Training can prevent sexual assaults
The Air Force has a strong commitment to reducing the number of sexual assaults using prevention training to bring awareness to this crime along with offering reporting options for victims. The 4th Fighter Wing Sexual Assault Prevention and Response Office provides training to identify risky situations and encourage responsible choices. Through bystander intervention training, Airmen are taught that they must be aware of the situation around them and their friends, and be ready to step in and act when needed. This awareness can change a situation and ultimately prevent a crime.
Most sexual assaults that occur here involve alcohol and are usually committed by someone the victim knows or works with. This is referred to as date or acquaintance rape. After this type of rape is committed, friends may take sides with either the alleged victim or perpetrator, thus creating havoc within a unit. Often, it could have been prevented if someone had just stepped in or said something. Is it uncomfortable to step in? Maybe, but it is what the Air Force expects you to do. Besides, how would you feel if you did nothing and someone was sexually assaulted?
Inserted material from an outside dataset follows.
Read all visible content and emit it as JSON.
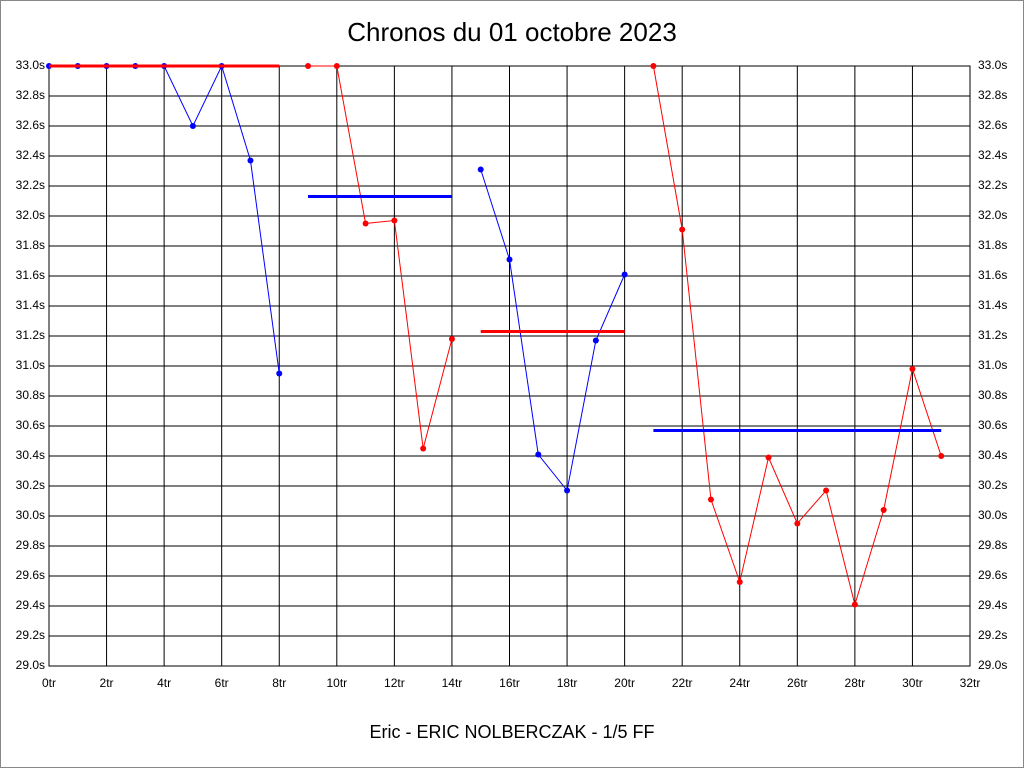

While we know the majority of people are not rapists or abusers and would not hurt someone they care about, there are still some among us who would prey on an unsuspecting person. Every day we are bombarded with movies, magazines, television and music depicting women as weak, submissive or degraded. Alcohol is frequently a part of the equation. We become desensitized by what we see and hear and, over time, we come to view this as normal behavior.
Department of Defense and Air Force training is promoting a change and forces us to relook at what we can do to prevent sexual assaults.
Annual training arms Airmen with information to help protect them and their friends or co-workers and provide support to victims. Victim advocates, after completing their training, frequently comment on how it has opened their eyes and changed the way they look at movies, magazines and television.